Model-Based Networked Control of Spatially-Distributed Processes with Event-Triggered Parameter Re-identification

Abstract

This work presents a methodology for the integration of time-triggered model-based state-feedback control and event-driven model re-identification for spatially-distributed processes modeled by highly-dissipative PDEs controlled over resource-limited communication networks. The methodology aims to enhance the closed-loop stability and performance properties of the networked closed-loop system in the presence of process parameter variations and external disturbances, while simultaneously reducing the rate of sensor-controller information transfer required. This is achieved by first designing a networked feedback controller on the basis of an approximate finite-dimensional model that captures the dominant dynamics of the infinite-dimensional system, and then developing an error monitoring scheme with a time-varying instability alarm threshold to track the state evolution and trigger model reidentification and model parameter updates in the event of parametric drift.

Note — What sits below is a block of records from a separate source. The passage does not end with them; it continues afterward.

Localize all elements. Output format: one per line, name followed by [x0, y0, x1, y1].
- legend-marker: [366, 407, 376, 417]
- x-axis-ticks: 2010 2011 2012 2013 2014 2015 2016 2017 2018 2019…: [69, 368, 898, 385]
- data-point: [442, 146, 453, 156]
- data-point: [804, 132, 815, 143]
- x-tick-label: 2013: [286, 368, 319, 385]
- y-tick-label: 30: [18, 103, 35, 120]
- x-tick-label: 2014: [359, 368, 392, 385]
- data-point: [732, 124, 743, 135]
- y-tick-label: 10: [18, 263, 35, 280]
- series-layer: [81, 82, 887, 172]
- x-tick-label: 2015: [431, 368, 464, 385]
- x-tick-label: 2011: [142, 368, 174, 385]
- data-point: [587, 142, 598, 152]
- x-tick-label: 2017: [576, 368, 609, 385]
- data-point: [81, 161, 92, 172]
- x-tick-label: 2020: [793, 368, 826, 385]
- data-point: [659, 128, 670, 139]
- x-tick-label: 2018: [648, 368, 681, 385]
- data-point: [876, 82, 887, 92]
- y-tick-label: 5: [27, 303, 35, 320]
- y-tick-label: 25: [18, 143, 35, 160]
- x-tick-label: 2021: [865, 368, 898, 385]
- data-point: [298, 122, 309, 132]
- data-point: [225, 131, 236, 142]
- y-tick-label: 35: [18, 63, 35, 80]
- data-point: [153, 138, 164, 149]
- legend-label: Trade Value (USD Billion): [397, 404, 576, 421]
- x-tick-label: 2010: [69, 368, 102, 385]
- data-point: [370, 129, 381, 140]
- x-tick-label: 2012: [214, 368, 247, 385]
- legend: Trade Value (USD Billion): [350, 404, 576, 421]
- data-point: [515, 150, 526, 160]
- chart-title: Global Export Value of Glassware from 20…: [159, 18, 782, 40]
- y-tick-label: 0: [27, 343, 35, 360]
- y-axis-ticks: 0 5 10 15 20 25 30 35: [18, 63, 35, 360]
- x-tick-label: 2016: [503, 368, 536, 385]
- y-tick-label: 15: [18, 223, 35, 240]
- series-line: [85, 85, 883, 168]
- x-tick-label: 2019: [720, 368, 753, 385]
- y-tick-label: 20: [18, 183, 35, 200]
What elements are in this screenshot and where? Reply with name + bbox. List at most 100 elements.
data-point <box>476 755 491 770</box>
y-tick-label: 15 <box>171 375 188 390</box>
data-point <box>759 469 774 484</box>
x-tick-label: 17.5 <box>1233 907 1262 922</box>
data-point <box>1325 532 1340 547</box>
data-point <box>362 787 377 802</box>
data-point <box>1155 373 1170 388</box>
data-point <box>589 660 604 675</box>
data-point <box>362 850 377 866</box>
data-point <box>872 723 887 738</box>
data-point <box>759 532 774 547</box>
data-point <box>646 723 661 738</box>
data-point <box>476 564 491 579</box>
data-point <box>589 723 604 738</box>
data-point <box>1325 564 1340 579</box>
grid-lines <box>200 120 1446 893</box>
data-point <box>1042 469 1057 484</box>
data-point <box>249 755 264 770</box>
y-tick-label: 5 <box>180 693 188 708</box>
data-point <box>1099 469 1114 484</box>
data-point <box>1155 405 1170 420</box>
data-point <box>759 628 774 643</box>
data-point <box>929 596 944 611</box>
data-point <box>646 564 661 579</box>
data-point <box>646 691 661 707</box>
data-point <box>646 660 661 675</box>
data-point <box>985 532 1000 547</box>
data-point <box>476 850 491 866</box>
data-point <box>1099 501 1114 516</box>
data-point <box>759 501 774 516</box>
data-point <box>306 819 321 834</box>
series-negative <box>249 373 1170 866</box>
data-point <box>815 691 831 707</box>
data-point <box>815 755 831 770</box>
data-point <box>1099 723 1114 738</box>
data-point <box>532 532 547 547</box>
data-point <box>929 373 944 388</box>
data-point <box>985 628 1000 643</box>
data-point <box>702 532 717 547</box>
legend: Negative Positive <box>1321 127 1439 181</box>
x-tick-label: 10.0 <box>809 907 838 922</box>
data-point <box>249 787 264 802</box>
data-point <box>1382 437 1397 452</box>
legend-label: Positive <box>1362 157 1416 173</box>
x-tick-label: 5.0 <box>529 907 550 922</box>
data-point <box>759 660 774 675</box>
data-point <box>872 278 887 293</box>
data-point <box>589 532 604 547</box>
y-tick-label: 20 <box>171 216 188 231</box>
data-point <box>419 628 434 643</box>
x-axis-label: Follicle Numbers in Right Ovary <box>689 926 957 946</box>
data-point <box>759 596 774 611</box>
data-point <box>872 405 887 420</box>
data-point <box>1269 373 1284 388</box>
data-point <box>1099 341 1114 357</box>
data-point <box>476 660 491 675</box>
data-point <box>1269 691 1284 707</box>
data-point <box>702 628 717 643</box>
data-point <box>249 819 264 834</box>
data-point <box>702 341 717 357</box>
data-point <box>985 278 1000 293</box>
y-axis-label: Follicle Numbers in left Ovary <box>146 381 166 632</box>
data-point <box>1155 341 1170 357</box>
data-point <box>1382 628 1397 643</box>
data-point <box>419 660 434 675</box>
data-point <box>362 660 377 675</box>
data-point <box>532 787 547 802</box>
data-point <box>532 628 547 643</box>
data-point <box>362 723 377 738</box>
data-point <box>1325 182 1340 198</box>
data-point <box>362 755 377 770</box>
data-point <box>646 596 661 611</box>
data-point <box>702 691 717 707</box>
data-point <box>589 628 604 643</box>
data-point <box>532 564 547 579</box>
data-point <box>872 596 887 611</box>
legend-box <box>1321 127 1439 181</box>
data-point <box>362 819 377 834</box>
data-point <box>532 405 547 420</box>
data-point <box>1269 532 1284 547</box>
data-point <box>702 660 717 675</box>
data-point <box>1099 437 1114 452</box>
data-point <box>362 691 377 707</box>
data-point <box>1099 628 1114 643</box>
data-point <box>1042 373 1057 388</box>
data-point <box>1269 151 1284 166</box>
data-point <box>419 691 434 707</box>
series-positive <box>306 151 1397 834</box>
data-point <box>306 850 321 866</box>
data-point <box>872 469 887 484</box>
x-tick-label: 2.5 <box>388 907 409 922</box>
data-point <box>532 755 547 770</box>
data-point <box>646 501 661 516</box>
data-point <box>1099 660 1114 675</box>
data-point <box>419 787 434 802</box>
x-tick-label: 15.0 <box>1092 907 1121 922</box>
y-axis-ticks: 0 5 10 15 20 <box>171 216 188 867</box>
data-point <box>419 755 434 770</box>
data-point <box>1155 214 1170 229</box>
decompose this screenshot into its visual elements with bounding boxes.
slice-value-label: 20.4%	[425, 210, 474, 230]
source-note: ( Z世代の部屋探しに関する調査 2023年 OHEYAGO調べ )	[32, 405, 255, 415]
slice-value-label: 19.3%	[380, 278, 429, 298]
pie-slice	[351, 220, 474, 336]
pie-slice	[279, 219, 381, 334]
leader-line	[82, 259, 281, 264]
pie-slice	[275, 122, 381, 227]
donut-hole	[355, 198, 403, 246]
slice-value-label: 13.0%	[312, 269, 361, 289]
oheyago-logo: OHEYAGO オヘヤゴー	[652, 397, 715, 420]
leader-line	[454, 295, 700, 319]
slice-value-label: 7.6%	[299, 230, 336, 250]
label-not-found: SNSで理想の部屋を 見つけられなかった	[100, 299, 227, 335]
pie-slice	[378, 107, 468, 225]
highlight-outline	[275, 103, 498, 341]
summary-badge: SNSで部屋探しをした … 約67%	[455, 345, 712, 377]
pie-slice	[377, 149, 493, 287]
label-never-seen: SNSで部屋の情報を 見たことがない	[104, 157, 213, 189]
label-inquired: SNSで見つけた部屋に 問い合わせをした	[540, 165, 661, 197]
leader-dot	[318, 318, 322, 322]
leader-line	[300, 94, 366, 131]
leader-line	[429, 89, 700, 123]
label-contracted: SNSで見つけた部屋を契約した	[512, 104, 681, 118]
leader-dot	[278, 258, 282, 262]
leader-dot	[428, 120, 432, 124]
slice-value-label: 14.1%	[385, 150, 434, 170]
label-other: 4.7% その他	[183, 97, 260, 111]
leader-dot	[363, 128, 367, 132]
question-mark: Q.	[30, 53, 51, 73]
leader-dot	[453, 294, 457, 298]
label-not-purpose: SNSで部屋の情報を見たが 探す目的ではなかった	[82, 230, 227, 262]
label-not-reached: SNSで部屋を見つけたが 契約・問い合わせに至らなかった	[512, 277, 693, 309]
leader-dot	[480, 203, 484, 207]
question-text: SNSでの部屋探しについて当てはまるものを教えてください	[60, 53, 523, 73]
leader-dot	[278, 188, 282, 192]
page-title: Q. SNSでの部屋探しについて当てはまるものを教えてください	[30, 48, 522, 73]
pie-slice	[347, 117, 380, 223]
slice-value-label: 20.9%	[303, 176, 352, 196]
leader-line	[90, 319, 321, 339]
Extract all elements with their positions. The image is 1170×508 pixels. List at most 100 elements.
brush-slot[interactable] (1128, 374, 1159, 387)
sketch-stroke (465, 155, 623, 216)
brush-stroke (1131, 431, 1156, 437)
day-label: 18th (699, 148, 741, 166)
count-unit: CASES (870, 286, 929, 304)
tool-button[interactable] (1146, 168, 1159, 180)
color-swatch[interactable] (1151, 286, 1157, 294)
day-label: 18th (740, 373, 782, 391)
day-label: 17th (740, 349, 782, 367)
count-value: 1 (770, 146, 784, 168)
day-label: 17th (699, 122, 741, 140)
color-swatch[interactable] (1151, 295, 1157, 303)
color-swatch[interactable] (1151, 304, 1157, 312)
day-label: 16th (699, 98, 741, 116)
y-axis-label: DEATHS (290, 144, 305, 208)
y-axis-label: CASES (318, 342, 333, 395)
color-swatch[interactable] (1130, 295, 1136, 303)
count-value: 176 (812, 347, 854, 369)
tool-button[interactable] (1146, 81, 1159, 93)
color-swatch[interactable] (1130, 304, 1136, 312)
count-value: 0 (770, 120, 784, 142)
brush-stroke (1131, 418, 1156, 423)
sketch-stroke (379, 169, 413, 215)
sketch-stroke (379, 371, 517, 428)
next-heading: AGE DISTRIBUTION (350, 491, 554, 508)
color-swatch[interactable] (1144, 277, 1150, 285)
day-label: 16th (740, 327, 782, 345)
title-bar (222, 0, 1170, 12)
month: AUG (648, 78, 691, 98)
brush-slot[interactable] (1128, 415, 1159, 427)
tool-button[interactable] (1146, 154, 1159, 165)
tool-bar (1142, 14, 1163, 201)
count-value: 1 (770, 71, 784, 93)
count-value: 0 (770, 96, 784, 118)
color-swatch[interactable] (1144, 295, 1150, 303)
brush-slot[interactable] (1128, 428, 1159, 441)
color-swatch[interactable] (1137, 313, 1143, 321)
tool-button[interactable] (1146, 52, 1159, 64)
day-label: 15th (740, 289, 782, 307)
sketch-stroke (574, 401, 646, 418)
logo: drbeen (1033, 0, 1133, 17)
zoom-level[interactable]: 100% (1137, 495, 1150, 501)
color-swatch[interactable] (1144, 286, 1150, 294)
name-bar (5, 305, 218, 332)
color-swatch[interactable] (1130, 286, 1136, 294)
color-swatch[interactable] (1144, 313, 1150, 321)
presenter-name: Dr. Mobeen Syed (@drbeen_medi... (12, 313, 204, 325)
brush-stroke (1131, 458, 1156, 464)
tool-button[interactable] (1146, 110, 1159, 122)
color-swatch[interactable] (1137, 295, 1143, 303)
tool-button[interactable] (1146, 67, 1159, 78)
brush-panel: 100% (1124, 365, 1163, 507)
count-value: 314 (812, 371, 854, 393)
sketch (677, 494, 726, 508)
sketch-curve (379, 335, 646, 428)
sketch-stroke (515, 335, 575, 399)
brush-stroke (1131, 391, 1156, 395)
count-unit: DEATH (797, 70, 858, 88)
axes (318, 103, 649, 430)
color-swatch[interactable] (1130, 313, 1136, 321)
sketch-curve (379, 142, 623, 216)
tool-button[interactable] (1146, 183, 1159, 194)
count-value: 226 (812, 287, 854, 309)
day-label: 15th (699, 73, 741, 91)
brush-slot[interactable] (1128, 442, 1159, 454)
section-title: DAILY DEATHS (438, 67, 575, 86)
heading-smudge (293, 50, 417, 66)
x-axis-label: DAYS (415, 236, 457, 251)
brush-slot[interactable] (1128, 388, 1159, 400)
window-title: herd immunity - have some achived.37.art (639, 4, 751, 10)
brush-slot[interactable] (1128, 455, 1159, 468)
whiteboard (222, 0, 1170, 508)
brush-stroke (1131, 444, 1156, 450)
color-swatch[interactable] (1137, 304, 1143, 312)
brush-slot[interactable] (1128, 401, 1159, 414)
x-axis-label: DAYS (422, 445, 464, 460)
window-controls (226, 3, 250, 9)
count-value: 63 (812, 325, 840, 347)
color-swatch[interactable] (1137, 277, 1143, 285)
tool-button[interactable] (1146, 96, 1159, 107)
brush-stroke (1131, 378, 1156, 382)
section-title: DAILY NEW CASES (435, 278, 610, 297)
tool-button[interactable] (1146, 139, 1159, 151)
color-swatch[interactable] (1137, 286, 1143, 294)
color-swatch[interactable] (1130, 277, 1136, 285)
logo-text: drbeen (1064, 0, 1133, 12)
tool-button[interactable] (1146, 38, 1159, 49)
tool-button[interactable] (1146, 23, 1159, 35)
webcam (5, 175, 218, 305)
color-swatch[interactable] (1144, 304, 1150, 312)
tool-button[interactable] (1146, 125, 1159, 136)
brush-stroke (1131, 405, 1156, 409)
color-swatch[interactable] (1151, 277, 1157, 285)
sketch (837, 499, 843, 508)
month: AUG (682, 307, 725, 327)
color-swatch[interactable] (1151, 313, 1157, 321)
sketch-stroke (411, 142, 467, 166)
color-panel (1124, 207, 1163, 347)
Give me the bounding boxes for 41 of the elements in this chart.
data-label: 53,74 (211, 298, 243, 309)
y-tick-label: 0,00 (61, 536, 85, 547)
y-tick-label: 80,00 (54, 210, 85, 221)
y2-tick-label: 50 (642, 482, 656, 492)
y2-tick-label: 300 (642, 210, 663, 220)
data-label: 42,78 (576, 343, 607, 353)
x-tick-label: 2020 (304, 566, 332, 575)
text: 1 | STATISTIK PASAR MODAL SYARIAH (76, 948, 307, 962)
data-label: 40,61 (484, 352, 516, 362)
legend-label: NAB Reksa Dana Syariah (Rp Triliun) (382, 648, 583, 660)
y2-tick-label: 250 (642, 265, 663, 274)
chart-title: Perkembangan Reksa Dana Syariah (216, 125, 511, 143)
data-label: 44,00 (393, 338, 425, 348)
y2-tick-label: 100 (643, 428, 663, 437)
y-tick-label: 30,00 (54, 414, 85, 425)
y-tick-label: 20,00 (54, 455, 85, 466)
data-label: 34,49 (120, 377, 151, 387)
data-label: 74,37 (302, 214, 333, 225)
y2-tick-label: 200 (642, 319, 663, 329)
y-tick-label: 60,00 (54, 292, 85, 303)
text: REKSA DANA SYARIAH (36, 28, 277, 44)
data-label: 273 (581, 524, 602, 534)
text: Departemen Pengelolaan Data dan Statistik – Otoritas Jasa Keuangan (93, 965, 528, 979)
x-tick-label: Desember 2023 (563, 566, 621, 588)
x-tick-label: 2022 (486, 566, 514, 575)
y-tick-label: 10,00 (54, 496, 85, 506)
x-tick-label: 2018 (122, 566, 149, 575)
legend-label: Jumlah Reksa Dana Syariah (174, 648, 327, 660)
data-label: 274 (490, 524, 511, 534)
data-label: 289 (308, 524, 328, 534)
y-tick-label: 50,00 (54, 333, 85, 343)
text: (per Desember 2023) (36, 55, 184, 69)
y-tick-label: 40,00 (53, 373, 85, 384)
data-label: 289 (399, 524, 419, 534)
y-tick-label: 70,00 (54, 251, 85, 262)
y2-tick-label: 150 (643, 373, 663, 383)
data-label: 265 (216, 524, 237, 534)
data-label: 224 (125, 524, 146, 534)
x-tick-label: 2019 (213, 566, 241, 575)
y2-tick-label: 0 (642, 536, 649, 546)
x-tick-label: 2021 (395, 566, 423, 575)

When the alarm threshold is breached, a safe-parking protocol is initiated to counter the destabilizing influence of the drift and allow the identification of a new finite-dimensional model using the input and state data collected. The stability of the new model is then analyzed to determine the feasible post-drift sensor-controller communication rate. The development and implementation of the proposed methodology are demonstrated using a representative diffusion-reaction process example.